Gardez un oeil critique sur la tech

L’utilisation des agents intelligents est un suicide professionnel

Ravis de tester les derniers gadgets à la mode, nous entraînons le modèle génératif qui prendra notre boulot. Nous sommes vraiment trop naïfs, trop confiants, pour ne pas dire trop stupides. Une tribune énervée.

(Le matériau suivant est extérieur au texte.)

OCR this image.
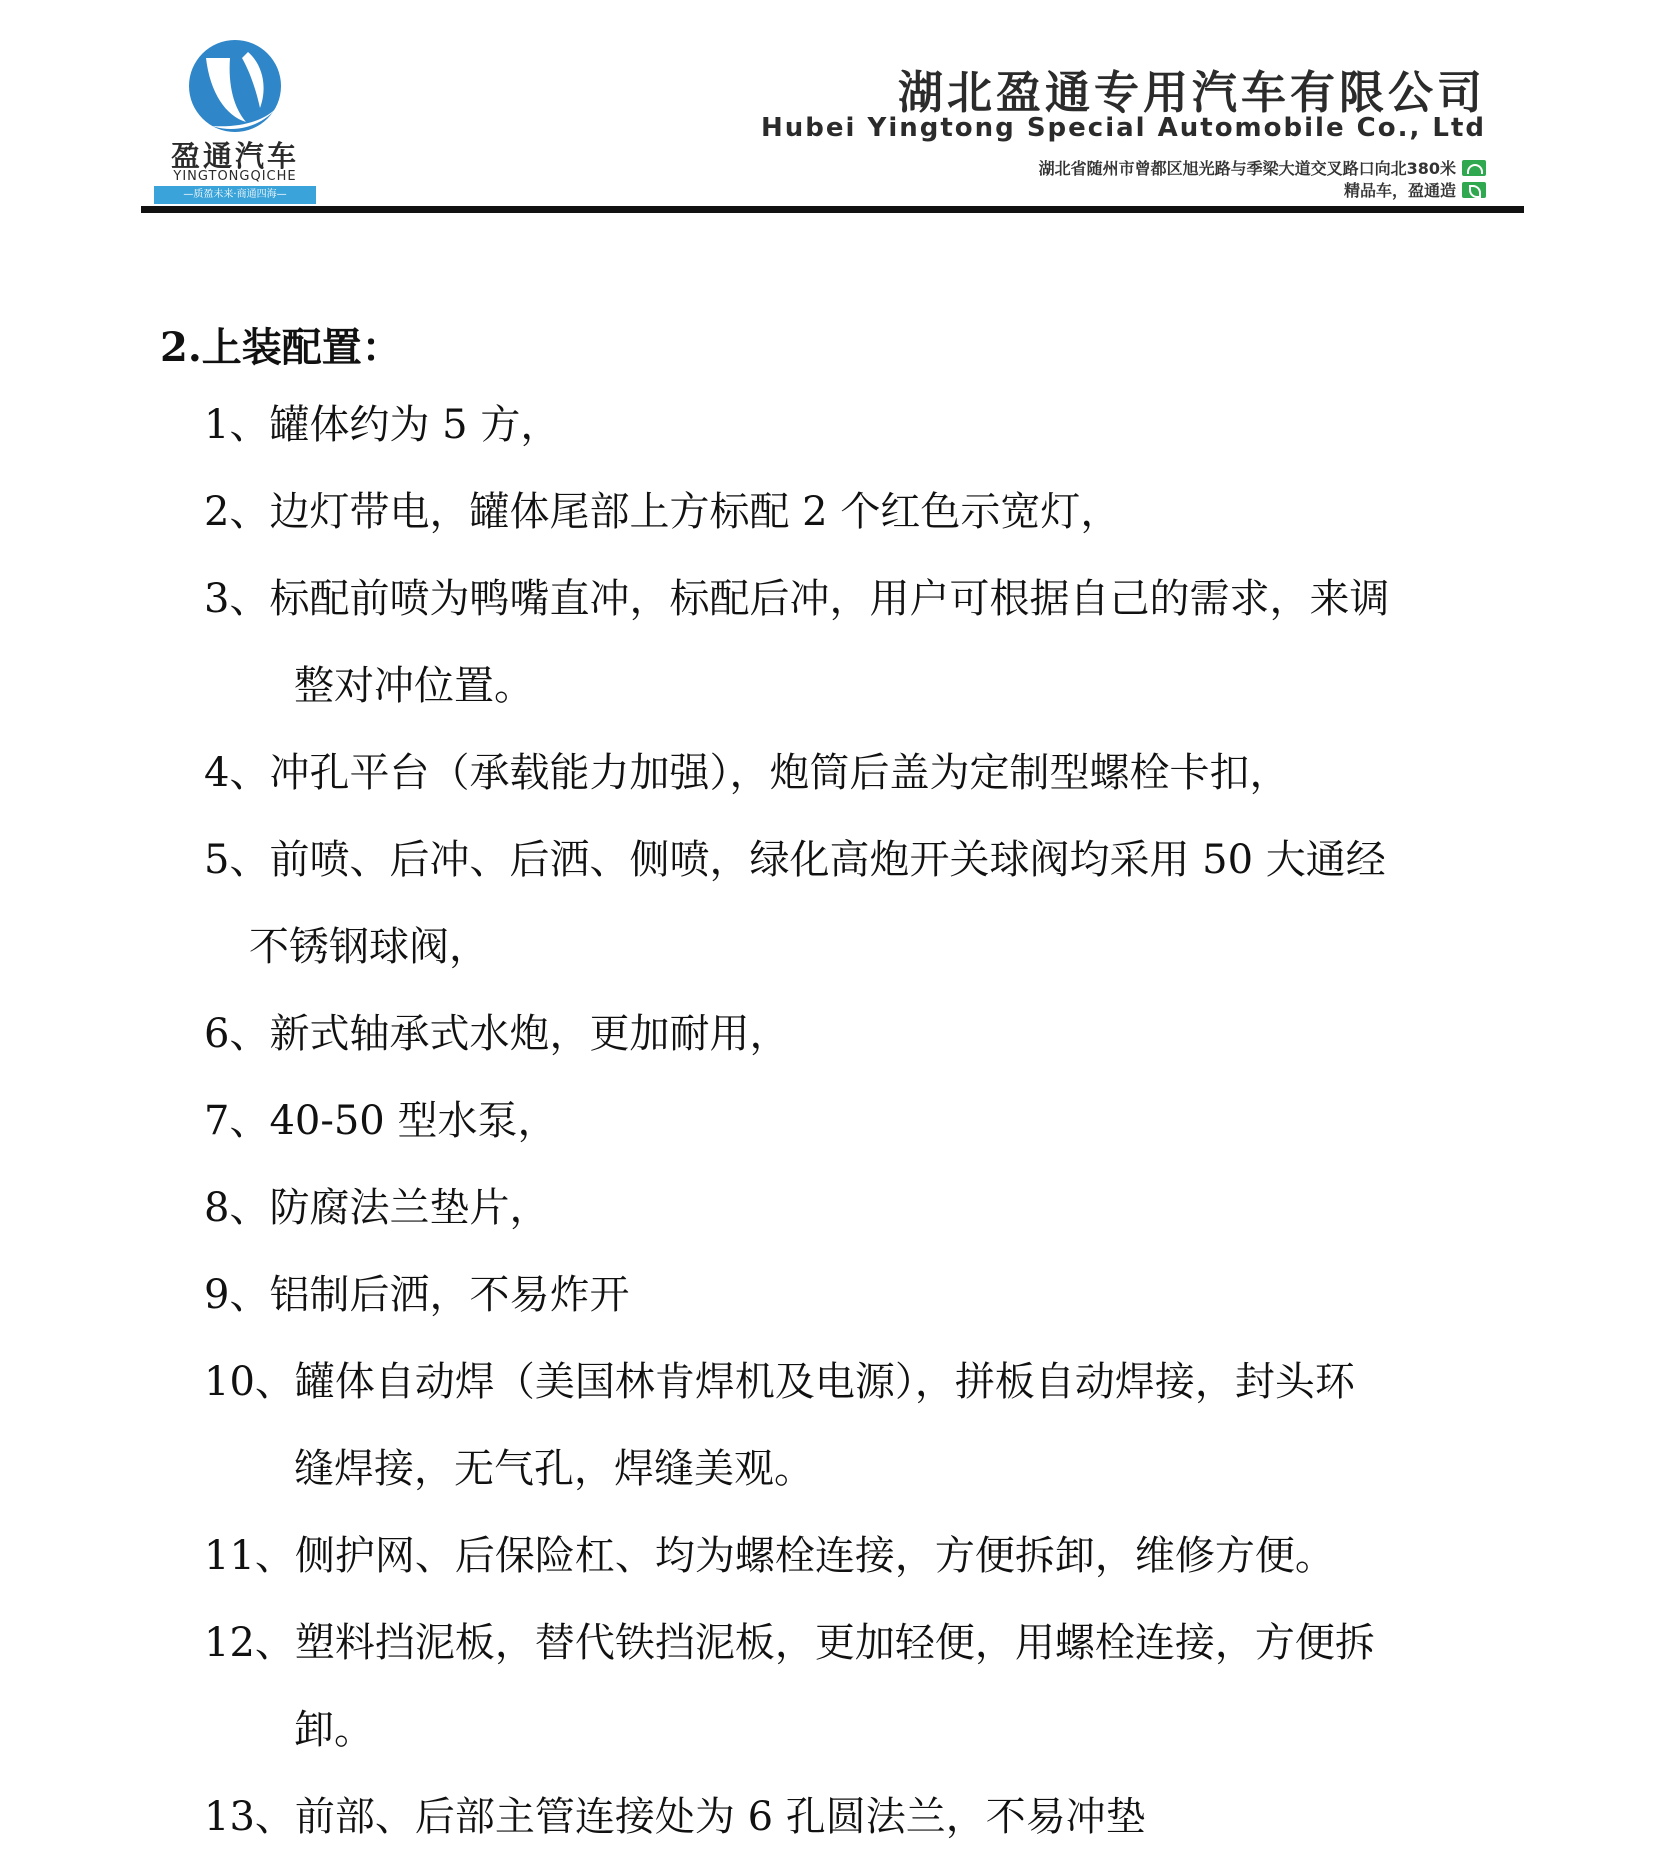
盈通汽车
YINGTONGQICHE
—质盈未来·商通四海—
湖北盈通专用汽车有限公司
Hubei Yingtong Special Automobile Co., Ltd
湖北省随州市曾都区旭光路与季梁大道交叉路口向北380米
精品车，盈通造
2.上装配置：
1、罐体约为 5 方，
2、边灯带电，罐体尾部上方标配 2 个红色示宽灯，
3、标配前喷为鸭嘴直冲，标配后冲，用户可根据自己的需求，来调
整对冲位置。
4、冲孔平台（承载能力加强），炮筒后盖为定制型螺栓卡扣，
5、前喷、后冲、后洒、侧喷，绿化高炮开关球阀均采用 50 大通经
不锈钢球阀，
6、新式轴承式水炮，更加耐用，
7、40-50 型水泵，
8、防腐法兰垫片，
9、铝制后洒，不易炸开
10、罐体自动焊（美国林肯焊机及电源），拼板自动焊接，封头环
缝焊接，无气孔，焊缝美观。
11、侧护网、后保险杠、均为螺栓连接，方便拆卸，维修方便。
12、塑料挡泥板，替代铁挡泥板，更加轻便，用螺栓连接，方便拆
卸。
13、前部、后部主管连接处为 6 孔圆法兰，不易冲垫
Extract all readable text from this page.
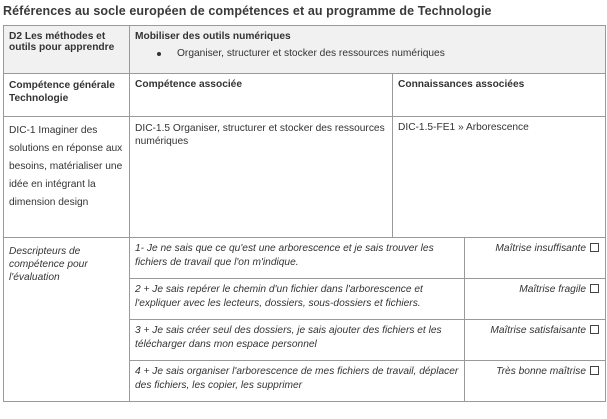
Références au socle européen de compétences et au programme de Technologie
D2 Les méthodes et outils pour apprendre	
Mobiliser des outils numériques
Organiser, structurer et stocker des ressources numériques

Compétence générale Technologie	Compétence associée	Connaissances associées
DIC-1 Imaginer des solutions en réponse aux besoins, matérialiser une idée en intégrant la dimension design	DIC-1.5 Organiser, structurer et stocker des ressources numériques	DIC-1.5-FE1 » Arborescence
Descripteurs de compétence pour l'évaluation	
1- Je ne sais que ce qu'est une arborescence et je sais trouver les fichiers de travail que l'on m'indique.	Maîtrise insuffisante
2 + Je sais repérer le chemin d'un fichier dans l'arborescence et l'expliquer avec les lecteurs, dossiers, sous-dossiers et fichiers.	Maîtrise fragile
3 + Je sais créer seul des dossiers, je sais ajouter des fichiers et les télécharger dans mon espace personnel	Maîtrise satisfaisante
4 + Je sais organiser l'arborescence de mes fichiers de travail, déplacer des fichiers, les copier, les supprimer	Très bonne maîtrise
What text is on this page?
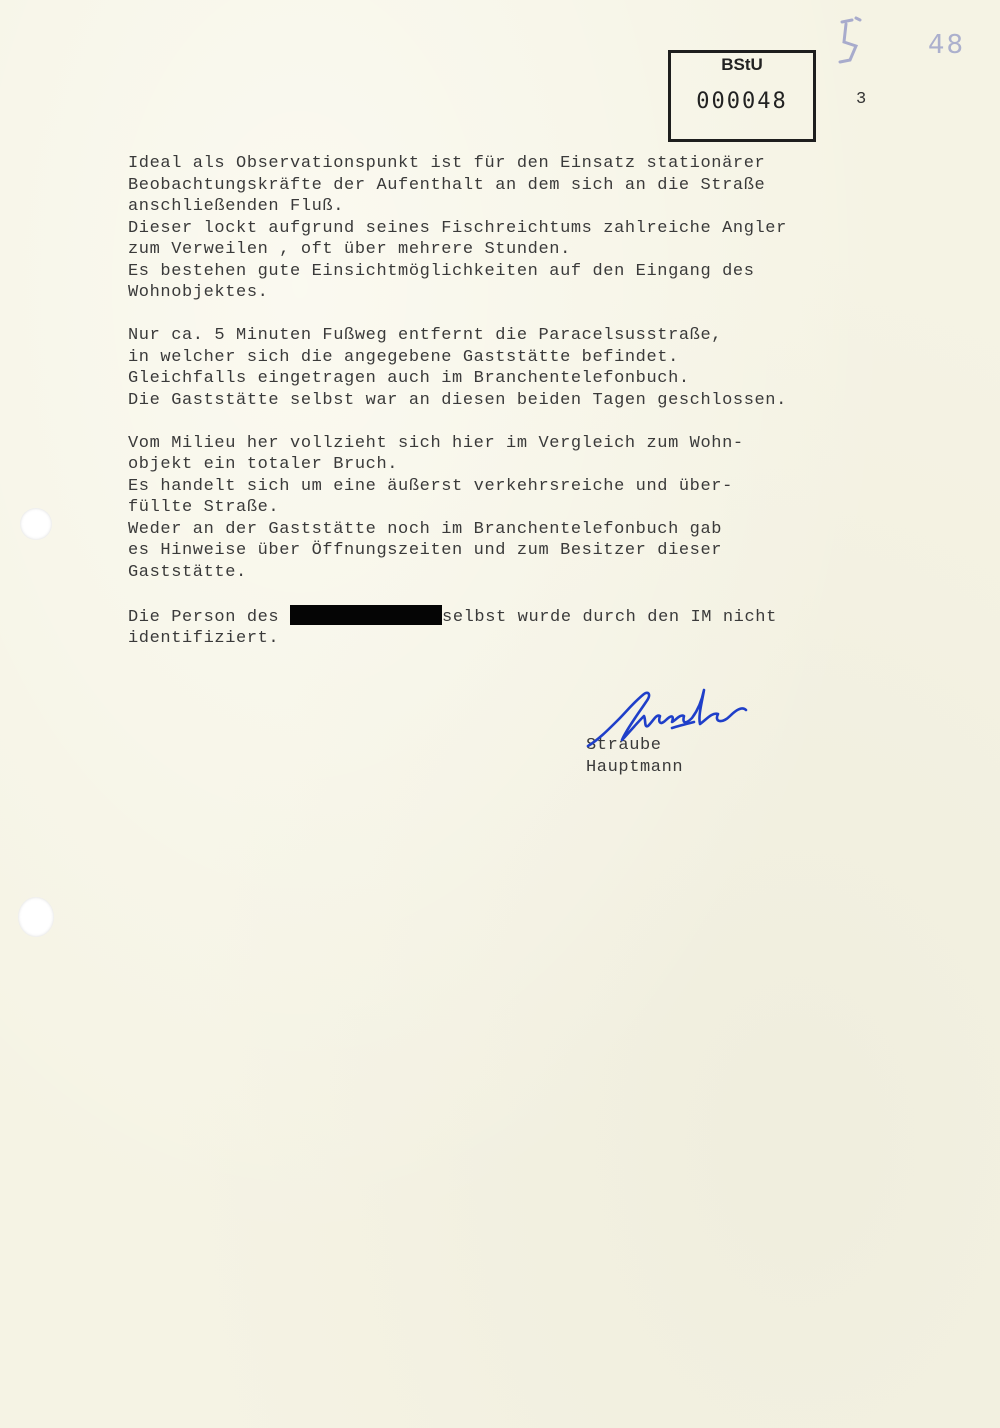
48
BStU
000048	3
Ideal als Observationspunkt ist für den Einsatz stationärer
Beobachtungskräfte der Aufenthalt an dem sich an die Straße
anschließenden Fluß.
Dieser lockt aufgrund seines Fischreichtums zahlreiche Angler
zum Verweilen , oft über mehrere Stunden.
Es bestehen gute Einsichtmöglichkeiten auf den Eingang des
Wohnobjektes.
Nur ca. 5 Minuten Fußweg entfernt die Paracelsusstraße,
in welcher sich die angegebene Gaststätte befindet.
Gleichfalls eingetragen auch im Branchentelefonbuch.
Die Gaststätte selbst war an diesen beiden Tagen geschlossen.
Vom Milieu her vollzieht sich hier im Vergleich zum Wohn-
objekt ein totaler Bruch.
Es handelt sich um eine äußerst verkehrsreiche und über-
füllte Straße.
Weder an der Gaststätte noch im Branchentelefonbuch gab
es Hinweise über Öffnungszeiten und zum Besitzer dieser
Gaststätte.
Die Person des	selbst wurde durch den IM nicht
identifiziert.
Straube
Hauptmann
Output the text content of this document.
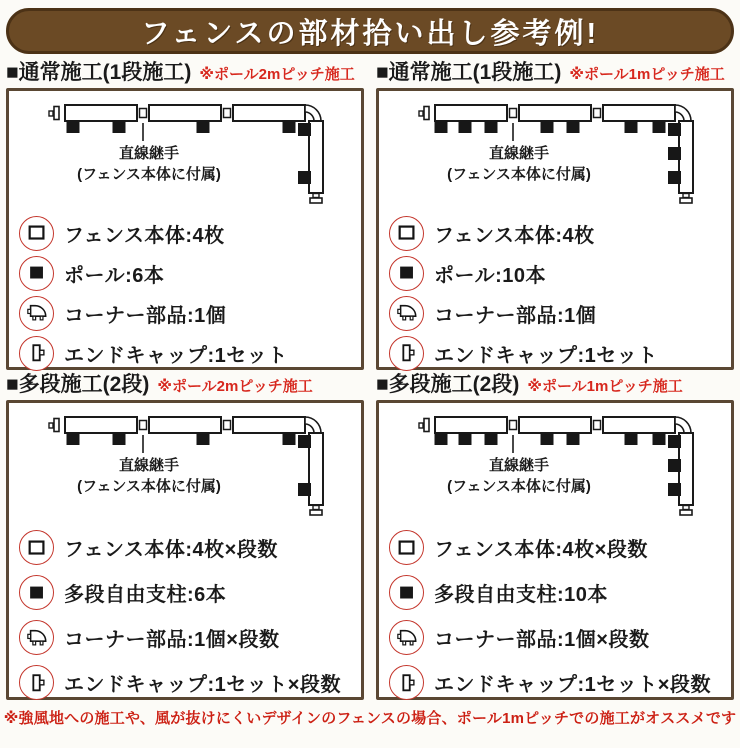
フェンスの部材拾い出し参考例!
■通常施工(1段施工) ※ポール2mピッチ施工
直線継手
(フェンス本体に付属)
フェンス本体:4枚
ポール:6本
コーナー部品:1個
エンドキャップ:1セット
■通常施工(1段施工) ※ポール1mピッチ施工
直線継手
(フェンス本体に付属)
フェンス本体:4枚
ポール:10本
コーナー部品:1個
エンドキャップ:1セット
■多段施工(2段) ※ポール2mピッチ施工
直線継手
(フェンス本体に付属)
フェンス本体:4枚×段数
多段自由支柱:6本
コーナー部品:1個×段数
エンドキャップ:1セット×段数
■多段施工(2段) ※ポール1mピッチ施工
直線継手
(フェンス本体に付属)
フェンス本体:4枚×段数
多段自由支柱:10本
コーナー部品:1個×段数
エンドキャップ:1セット×段数
※強風地への施工や、風が抜けにくいデザインのフェンスの場合、ポール1mピッチでの施工がオススメです
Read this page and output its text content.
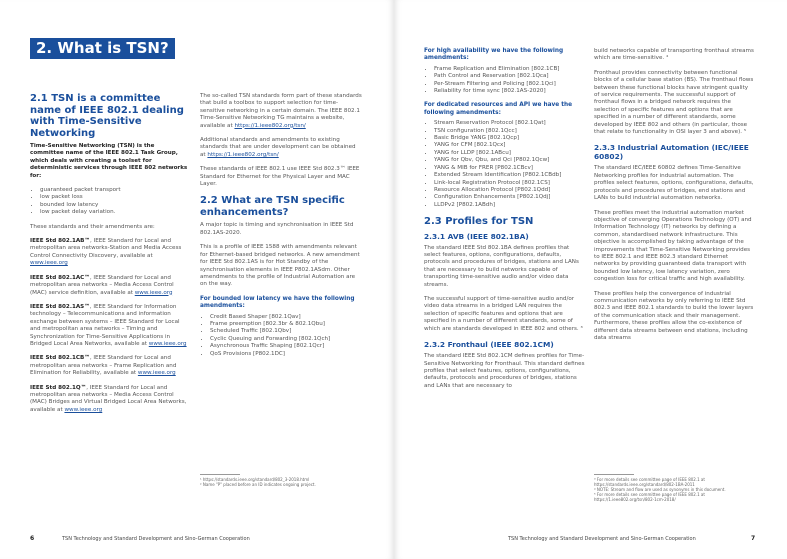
2. What is TSN?
2.1 TSN is a committee name of IEEE 802.1 dealing with Time-Sensitive Networking

Time-Sensitive Networking (TSN) is the committee name of the IEEE 802.1 Task Group, which deals with creating a toolset for deterministic services through IEEE 802 networks for:

• guaranteed packet transport
• low packet loss
• bounded low latency
• low packet delay variation.

These standards and their amendments are:

IEEE Std 802.1AB™, IEEE Standard for Local and metropolitan area networks-Station and Media Access Control Connectivity Discovery, available at www.ieee.org

IEEE Std 802.1AC™, IEEE Standard for Local and metropolitan area networks – Media Access Control (MAC) service definition, available at www.ieee.org

IEEE Std 802.1AS™, IEEE Standard for Information technology – Telecommunications and information exchange between systems – IEEE Standard for Local and metropolitan area networks – Timing and Synchronization for Time-Sensitive Applications in Bridged Local Area Networks, available at www.ieee.org

IEEE Std 802.1CB™, IEEE Standard for Local and metropolitan area networks – Frame Replication and Elimination for Reliability, available at www.ieee.org

IEEE Std 802.1Q™, IEEE Standard for Local and metropolitan area networks – Media Access Control (MAC) Bridges and Virtual Bridged Local Area Networks, available at www.ieee.org

The so-called TSN standards form part of these standards that build a toolbox to support selection for time-sensitive networking in a certain domain. The IEEE 802.1 Time-Sensitive Networking TG maintains a website, available at https://1.ieee802.org/tsn/

Additional standards and amendments to existing standards that are under development can be obtained at https://1.ieee802.org/tsn/

These standards of IEEE 802.1 use IEEE Std 802.3™ IEEE Standard for Ethernet for the Physical Layer and MAC Layer.

2.2 What are TSN specific enhancements?

A major topic is timing and synchronisation in IEEE Std 802.1AS-2020.

This is a profile of IEEE 1588 with amendments relevant for Ethernet-based bridged networks. A new amendment for IEEE Std 802.1AS is for Hot Standby of the synchronisation elements in IEEE P802.1ASdm. Other amendments to the profile of Industrial Automation are on the way.

For bounded low latency we have the following amendments:
• Credit Based Shaper [802.1Qav]
• Frame preemption [802.3br & 802.1Qbu]
• Scheduled Traffic [802.1Qbv]
• Cyclic Queuing and Forwarding [802.1Qch]
• Asynchronous Traffic Shaping [802.1Qcr]
• QoS Provisions [P802.1DC]
¹ https://standards.ieee.org/standard/802_3-2018.html
² Name "P" placed before an ID indicates ongoing project.
6	TSN Technology and Standard Development and Sino-German Cooperation
For high availability we have the following amendments:
• Frame Replication and Elimination [802.1CB]
• Path Control and Reservation [802.1Qca]
• Per-Stream Filtering and Policing [802.1Qci]
• Reliability for time sync [802.1AS-2020]
For dedicated resources and API we have the following amendments:
• Stream Reservation Protocol [802.1Qat]
• TSN configuration [802.1Qcc]
• Basic Bridge YANG [802.1Qcp]
• YANG for CFM [802.1Qcx]
• YANG for LLDP [802.1ABcu]
• YANG for Qbv, Qbu, and Qci [P802.1Qcw]
• YANG & MIB for FRER [P802.1CBcv]
• Extended Stream Identification [P802.1CBdb]
• Link-local Registration Protocol [802.1CS]
• Resource Allocation Protocol [P802.1Qdd]
• Configuration Enhancements [P802.1Qdj]
• LLDPv2 [P802.1ABdh]
2.3 Profiles for TSN
2.3.1 AVB (IEEE 802.1BA)

The standard IEEE Std 802.1BA defines profiles that select features, options, configurations, defaults, protocols and procedures of bridges, stations and LANs that are necessary to build networks capable of transporting time-sensitive audio and/or video data streams.

The successful support of time-sensitive audio and/or video data streams in a bridged LAN requires the selection of specific features and options that are specified in a number of different standards, some of which are standards developed in IEEE 802 and others. ³

2.3.2 Fronthaul (IEEE 802.1CM)

The standard IEEE Std 802.1CM defines profiles for Time-Sensitive Networking for Fronthaul. This standard defines profiles that select features, options, configurations, defaults, protocols and procedures of bridges, stations and LANs that are necessary to

build networks capable of transporting fronthaul streams which are time-sensitive. ⁴

Fronthaul provides connectivity between functional blocks of a cellular base station (BS). The fronthaul flows between these functional blocks have stringent quality of service requirements. The successful support of fronthaul flows in a bridged network requires the selection of specific features and options that are specified in a number of different standards, some developed by IEEE 802 and others (in particular, those that relate to functionality in OSI layer 3 and above). ⁵

2.3.3 Industrial Automation (IEC/IEEE 60802)

The standard IEC/IEEE 60802 defines Time-Sensitive Networking profiles for industrial automation. The profiles select features, options, configurations, defaults, protocols and procedures of bridges, end stations and LANs to build industrial automation networks.

These profiles meet the industrial automation market objective of converging Operations Technology (OT) and Information Technology (IT) networks by defining a common, standardised network infrastructure. This objective is accomplished by taking advantage of the improvements that Time-Sensitive Networking provides to IEEE 802.1 and IEEE 802.3 standard Ethernet networks by providing guaranteed data transport with bounded low latency, low latency variation, zero congestion loss for critical traffic and high availability.

These profiles help the convergence of industrial communication networks by only referring to IEEE Std 802.3 and IEEE 802.1 standards to build the lower layers of the communication stack and their management. Furthermore, these profiles allow the co-existence of different data streams between end stations, including data streams

³ For more details see committee page of IEEE 802.1 at https://standards.ieee.org/standard/802-1BA-2011
⁴ NOTE: Stream and flow are used as synonyms in this document.
⁵ For more details see committee page of IEEE 802.1 at https://1.ieee802.org/tsn/802-1cm-2018/
TSN Technology and Standard Development and Sino-German Cooperation	7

Les données issues du principal logiciel de paie aux USA mettent en évidence une nette baisse de l’emploi dans des secteurs particulièrement sensibles à l’automatisation proposée par l’IA générative : le développement logiciel et le service client. Les chiffres montrent une baisse de 10 à 20% sur la période 2022-2025. Elle concerne principalement les jeunes de 22-25 ans qui cherchent leur premier emploi. L’étude conclut qu’on observe peut-être les premiers impacts significatifs de l’intelligence artificielle générative (GenAI) sur le marché du travail.

Les agents « intelligents » ne le sont pas vraiment. Leur mode de fonctionnement consiste à accumuler des informations, puis à rechercher des corrélations ; ces programmes apprennent sans comprendre. Ils fabriquent ensuite des phrases qui sonnent bien, ou ils assemblent des images qui semblent crédibles. Ce n’est qu’une illusion de sens, car ces technologies sont hors-sol et ne peuvent discerner le vrai du faux. C’est un gadget technologique parfois utile, parfois amusant et fondamentalement creux.

L’utilisation massive du GenAI dans un cadre professionnel pose un souci majeur. Les millions de conversations tenues en parallèle sont autant d’expositions aux rouages internes d’une multitude de métiers, de pratiques professionnelles et de contextes techniques. Les agents sont des témoins privilégiés de l’expertise humaine et des connaissances qu’elle mobilise. Ces données d’utilisation en conditions réelles que nous leur fournissons gaiement, parfois même en payant, ont une valeur que le grand public conçoit mal.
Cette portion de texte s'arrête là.